The reason for the restriction, he believes, was its proximity to a leaking chemical storage facility.
“It was near the Agent Orange storage facility that was actually leaking down a ramp into the water there.”
Because Subic Bay is not on the official presumptive exposure location list, the Department of Veterans Affairs (VA) denied Art’s claim for benefits. These benefits could provide thousands of dollars a month to help him fix his home and manage his deteriorating health.
The denial came despite a powerful precedent.
Previously Approved Claims
In 2002, two Marines who also served at Subic Bay filed a claim for Agent Orange exposure.
After a ten-year fight, armed with news reports, documents, and statements from fellow veterans who saw the chemical barrels, the VA granted their benefits. They proved Agent Orange was present at Subic Bay.
So why was their claim approved and Art’s denied?
The VA’s official response is that it makes these decisions on a “case-by-case basis.”
In a statement, the agency maintains its stance that “Agent Orange was not used, transported, stored or tested in Subic Bay,” a position that directly contradicts the outcome of the Marines’ successful case.
This inconsistency leaves veterans like Art in a bureaucratic limbo, forced to re-prove facts that have already been established.
“You have some veterans getting it and others not, and there’s not a real rhyme or reason to it anymore,” says Dan Curry, an attorney who handles veteran disability claims. “It almost seems random.”
Understanding the Scope of the Issue
InvestigateTV+ dug into the VA’s own online database. Since the VA does not specifically track claims from non-presumptive locations, the team manually sifted through records, uncovering more than 500 claims from veterans who served in Subic Bay and now suffer from Agent Orange-related illnesses.

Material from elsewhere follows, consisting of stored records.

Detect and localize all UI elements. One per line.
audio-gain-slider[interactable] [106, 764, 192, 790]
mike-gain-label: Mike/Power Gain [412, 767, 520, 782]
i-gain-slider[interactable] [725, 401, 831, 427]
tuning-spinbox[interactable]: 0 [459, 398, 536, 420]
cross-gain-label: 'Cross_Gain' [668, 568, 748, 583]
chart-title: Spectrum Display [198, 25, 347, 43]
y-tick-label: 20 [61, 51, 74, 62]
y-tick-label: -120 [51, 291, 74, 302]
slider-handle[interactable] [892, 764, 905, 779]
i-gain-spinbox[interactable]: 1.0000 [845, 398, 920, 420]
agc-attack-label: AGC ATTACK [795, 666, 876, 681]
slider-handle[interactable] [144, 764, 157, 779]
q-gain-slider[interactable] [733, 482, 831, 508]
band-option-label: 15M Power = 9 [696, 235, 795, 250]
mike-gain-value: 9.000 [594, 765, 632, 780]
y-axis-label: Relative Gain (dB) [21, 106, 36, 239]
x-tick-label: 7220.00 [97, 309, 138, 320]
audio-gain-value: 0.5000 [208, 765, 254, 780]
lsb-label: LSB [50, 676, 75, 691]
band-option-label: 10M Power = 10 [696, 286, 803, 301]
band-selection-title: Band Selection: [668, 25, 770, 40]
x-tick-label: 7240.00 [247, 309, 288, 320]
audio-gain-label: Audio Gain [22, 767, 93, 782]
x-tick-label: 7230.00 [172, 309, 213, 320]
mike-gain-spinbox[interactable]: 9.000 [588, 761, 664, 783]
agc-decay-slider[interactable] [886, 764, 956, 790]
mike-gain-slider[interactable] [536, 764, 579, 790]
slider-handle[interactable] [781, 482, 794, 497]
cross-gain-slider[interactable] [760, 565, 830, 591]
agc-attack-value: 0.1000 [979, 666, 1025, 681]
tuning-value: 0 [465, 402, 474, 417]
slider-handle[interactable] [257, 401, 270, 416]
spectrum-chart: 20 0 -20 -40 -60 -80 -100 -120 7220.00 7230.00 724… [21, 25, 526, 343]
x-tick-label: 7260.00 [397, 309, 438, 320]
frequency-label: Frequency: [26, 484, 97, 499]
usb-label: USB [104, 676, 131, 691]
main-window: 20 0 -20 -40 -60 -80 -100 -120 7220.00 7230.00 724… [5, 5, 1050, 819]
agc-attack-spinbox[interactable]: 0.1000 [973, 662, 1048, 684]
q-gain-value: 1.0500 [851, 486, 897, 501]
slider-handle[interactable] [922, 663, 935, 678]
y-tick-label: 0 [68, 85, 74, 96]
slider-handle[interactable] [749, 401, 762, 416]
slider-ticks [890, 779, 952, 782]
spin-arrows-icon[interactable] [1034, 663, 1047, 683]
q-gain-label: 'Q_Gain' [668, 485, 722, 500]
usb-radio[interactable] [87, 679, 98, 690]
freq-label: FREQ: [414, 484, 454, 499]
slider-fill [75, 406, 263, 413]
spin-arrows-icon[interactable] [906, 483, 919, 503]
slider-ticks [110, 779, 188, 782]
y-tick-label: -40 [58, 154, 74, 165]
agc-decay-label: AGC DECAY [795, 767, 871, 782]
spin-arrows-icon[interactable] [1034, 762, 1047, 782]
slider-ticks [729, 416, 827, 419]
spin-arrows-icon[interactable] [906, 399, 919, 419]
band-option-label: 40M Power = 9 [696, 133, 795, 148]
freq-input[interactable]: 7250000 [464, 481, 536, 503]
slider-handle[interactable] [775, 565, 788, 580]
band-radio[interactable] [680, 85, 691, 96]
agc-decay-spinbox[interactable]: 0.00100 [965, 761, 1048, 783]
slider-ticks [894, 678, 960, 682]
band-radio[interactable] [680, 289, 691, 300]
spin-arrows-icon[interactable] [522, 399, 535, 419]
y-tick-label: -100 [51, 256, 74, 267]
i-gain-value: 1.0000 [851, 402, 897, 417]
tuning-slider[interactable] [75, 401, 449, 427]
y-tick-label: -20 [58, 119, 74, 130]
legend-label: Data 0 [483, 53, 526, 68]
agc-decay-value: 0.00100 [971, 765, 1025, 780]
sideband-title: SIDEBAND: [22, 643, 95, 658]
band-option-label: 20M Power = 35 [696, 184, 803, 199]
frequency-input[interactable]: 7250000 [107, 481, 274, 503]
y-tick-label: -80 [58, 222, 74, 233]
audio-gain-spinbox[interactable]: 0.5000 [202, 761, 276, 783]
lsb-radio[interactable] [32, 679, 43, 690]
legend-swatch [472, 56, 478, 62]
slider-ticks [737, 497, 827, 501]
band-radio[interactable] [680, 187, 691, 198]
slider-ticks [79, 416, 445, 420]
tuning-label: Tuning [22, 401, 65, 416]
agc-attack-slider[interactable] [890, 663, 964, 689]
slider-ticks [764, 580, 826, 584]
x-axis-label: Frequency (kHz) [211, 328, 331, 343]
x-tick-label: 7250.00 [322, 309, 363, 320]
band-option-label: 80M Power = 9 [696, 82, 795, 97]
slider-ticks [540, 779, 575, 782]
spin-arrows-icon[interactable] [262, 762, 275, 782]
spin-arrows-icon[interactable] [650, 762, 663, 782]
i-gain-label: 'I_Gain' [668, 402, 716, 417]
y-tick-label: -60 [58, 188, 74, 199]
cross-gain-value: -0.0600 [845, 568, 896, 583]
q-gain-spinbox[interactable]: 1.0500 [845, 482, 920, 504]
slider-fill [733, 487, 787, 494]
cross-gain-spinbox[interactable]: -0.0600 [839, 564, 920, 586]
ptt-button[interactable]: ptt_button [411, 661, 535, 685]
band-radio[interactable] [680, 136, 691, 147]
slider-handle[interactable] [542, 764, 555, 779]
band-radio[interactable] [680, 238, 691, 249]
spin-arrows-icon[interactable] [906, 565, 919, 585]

The data revealed a grim pattern: more than half of the claims were denied, most for the simple reason that the veteran had not set foot in Vietnam.
When presented with this data, the VA deferred responsibility for adding Subic Bay to the presumptive list to the Department of Defense (DOD).
The DOD, in turn, would not comment.
This lack of accountability leaves aging veterans feeling abandoned by the very country they served.
“There’s a lot of veterans that will say they’re just going to make me wait and fight,” Curry says. “Wait and fight until I’m dead. And then they don’t have to pay me.”
The Battle Continues for Art and Others
Despite the denials, Art Gentry continues his fight.
He has gathered new evidence, including a signed letter from another veteran who served in Subic Bay and personally witnessed Agent Orange being shipped through the base. He also has a note from his doctor explicitly linking his prostate cancer to the herbicide. However, time may not be on Art’s side.
His cancer is being monitored, and if it worsens, he will need to begin radiation therapy.
Art’s battle is a microcosm of a larger, ongoing tragedy.
A Florida law firm that won the case for the two Marines now has nine or more clients with similar claims from Subic Bay. Those clients have been fighting for benefits for years, ranging from three years up to 34 years.
While Congress has the power to designate new presumptive exposure areas, an inquiry to every member of the Congressional Committee for Veterans Affairs resulted in no on-camera interviews.
The DOD requires a high burden of proof, including shipping logs, dated pictures, and scientific reports, that are nearly impossible for individual veterans to track down decades later.
For now, Art can only hope, fighting a war against time and bureaucracy, long after his service has ended.